After two years of living immersed in nature, he returned to the capital to find that many of his friends had joined the Peoples Progressive Party, fighting for Guyana’s independence. Once again, the government saw him as a political agitator and after a shooting on a plantation, he left the country for his own safety, only returning once it had gained independence.
He migrated to Britain in 1952, won a scholarship for an agricultural course at Leicester University. He was disappointed with the teaching standards, so dropped out and travelled across Europe. As he did so, he came face to face with German Expressionist Art.
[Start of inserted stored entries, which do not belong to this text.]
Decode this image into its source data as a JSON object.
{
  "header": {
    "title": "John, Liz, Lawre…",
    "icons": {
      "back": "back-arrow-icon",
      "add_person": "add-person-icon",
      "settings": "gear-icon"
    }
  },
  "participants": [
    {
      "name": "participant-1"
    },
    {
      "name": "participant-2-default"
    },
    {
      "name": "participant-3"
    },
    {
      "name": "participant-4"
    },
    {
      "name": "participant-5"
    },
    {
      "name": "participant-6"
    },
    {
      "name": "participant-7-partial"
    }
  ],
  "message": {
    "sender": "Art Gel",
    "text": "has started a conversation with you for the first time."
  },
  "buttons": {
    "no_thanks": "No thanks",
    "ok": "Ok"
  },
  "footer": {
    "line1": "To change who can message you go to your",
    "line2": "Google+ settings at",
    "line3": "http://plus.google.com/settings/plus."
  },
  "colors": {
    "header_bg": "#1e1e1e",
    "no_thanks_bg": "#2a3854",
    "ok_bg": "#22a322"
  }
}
He met Picasso who did not see him as an artist but more as a model to use for his own work.
In 1954 Williams settled in London and studied at St Martins School of Art. He attended and exhibited at art galleries across the city. He was most influenced by a couple of exhibitions on Abstract Expressionism held at the Tate Gallery. “Modern art in the US” 1956 and “New American painting” in 1959. He referred to Jackson Pollock as “our God” and referred to Kline, Newman, Rothko and de Kooning as “great”. The work of Arshile Gorky had a very profound effect on Williams. Gorky had fled Armenia during the Turkish persecution, settling in America in 1920 and was interested in natural forms and displacement, like Williams himself.
In the late 1950’s, Williams met Denis Bowen, the founder of the New Vision Group and director of the New Vision Gallery in London from 1951 to 1966. It played an important role in post war British art, particularly abstract art illustrating an unusual openness in artists from all round the world. Williams exhibited a number of paintings with the gallery in 1958 and had solo shows there in August 1959 and November 1960. His work sold well with positive reviews from art critics and he had invitations to exhibit in Paris, Milan & Chicago. However, success lasted a mere two years and he then felt marginalised from the British art world, feeling that it was indifferent, institutional and hostile. He was made to feel like an outsider, isolated both physically and intellectually.
In 1963 he exhibited 40 paintings at the Commonwealth Biennale of Abstract Art at the Commonwealth Institute. He was awarded the only prize of £50 donated by the artist Frank Avray Wilson. In 1965 he was awarded the Commonwealth Prize for Painting which was presented by Queen Elizabeth II.
From 1966 – 1972 Williams played a leading role in founding the “Caribbean Artist’s Movement”. This promoted work of artists, writers, dramatists, film makers, thinkers and musician from the Caribbean diaspora.
In 1966 he went with his wife, Eve Lafargue and 18 month old daughter to Guyana to celebrate independence.